I think the comparison being made is misleading, isn't comparing apples to apples.  Jason is correct, no comparison the speed and efficiency of residential and light commercial drafting in SP vs. Acad comparison.  Acad is an amazing cad utility tool but not refined for documents in our field.  Speed and efficiency are what I market with SoftPlan, the 'wow' factor is a bonus.

 

Kerry, maybe adjust your target clients.  I've found that linking up with smaller lumber yards and builders is great, you'll be overbooked with work in no time. 
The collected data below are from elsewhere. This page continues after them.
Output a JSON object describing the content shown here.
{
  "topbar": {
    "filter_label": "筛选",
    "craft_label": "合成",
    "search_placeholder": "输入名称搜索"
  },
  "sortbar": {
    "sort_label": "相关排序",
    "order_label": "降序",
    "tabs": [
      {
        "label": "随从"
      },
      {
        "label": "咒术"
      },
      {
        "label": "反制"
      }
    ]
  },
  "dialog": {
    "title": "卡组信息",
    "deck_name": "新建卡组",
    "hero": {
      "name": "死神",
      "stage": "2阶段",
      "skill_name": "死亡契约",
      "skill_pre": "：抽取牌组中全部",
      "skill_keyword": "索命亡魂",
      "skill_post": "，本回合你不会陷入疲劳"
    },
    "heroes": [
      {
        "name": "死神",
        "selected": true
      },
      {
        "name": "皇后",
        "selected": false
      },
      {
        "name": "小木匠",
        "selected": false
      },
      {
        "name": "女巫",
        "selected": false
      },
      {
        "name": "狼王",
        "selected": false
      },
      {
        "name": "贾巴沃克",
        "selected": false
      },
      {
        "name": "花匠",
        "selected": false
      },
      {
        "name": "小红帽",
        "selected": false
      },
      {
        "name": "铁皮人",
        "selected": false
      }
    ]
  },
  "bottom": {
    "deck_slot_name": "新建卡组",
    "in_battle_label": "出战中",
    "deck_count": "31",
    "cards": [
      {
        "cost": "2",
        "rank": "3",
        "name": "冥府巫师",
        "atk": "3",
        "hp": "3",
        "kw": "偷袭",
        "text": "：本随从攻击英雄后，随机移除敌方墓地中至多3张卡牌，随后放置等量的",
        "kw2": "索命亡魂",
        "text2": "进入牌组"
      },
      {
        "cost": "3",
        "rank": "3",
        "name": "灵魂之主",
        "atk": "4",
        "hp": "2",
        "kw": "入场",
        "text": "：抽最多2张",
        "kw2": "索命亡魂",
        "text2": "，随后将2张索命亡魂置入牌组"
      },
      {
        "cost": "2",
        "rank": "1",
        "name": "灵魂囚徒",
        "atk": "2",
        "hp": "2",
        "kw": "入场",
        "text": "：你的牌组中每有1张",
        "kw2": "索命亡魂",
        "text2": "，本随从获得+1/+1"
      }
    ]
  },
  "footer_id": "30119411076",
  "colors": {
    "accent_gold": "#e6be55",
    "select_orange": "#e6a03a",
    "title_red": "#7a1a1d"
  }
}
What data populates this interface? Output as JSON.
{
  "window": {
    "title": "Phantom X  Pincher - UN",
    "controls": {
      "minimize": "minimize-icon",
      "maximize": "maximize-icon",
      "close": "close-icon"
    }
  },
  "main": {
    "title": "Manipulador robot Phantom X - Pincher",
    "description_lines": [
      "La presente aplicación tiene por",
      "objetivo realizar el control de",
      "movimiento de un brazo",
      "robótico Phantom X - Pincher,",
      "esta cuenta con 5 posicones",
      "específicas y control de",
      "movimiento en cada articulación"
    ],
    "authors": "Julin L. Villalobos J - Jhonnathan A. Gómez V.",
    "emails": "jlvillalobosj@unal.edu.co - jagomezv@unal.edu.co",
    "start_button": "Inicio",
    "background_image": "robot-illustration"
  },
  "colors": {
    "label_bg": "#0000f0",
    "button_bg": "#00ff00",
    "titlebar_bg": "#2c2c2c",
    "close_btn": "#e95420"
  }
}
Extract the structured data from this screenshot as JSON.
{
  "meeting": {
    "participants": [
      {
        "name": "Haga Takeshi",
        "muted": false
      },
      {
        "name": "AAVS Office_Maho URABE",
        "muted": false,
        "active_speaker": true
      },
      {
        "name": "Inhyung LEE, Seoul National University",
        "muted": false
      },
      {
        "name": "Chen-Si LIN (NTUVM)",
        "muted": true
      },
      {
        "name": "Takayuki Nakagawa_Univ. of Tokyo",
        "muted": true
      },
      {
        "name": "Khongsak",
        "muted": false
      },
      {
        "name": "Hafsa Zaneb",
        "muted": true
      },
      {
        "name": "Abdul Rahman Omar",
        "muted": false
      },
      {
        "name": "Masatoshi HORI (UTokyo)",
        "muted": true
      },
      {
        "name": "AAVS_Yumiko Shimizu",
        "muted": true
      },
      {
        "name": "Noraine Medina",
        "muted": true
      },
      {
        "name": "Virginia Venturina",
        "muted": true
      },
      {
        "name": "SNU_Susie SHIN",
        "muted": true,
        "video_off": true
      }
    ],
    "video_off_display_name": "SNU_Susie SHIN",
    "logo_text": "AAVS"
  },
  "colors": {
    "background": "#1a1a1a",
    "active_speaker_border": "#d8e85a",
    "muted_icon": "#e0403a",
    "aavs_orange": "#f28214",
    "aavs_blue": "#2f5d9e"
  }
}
Hi Joseph thanks for the input.

 

Unfortunately the local technical institutes have flooded the local market with inexperienced AutoCAD users that will work for minimum wage.   I have worked with four mid sized builders who would rather pay to fix design errors on site than pay to have accurate drawings prior to starting construction.  All four of these builders used Softplan just like AutoCAD not one of them used Softplan to generate elevations they were all created with shapes.

 

One of the highly thought of builders in my area built 97 houses one year but had to spend over $150,000ca dealing with drawing errors on site.  He wasn't happy but this was acceptable, the thought of spending a little extra for technically accurate detailed drawings prior to construction was unconceivable.  When I showed him all the errors on his master plans he took offence and said that they have worked fine for years.

 

When I started working with one company one of their senior designers had been with them for 4 1/2 years still thought a 2"x 4" was actually 2"x 4" they had reconfigured SoftPlan standard walls to reflect this mind set. 2"x 8" walls were being drawn 8" thick. They had nine show homes at that time all with tub installation issues because their bathrooms were too wide and tubs were being installed tight to one wall with gaps 1/2"-3/4" from the other wall.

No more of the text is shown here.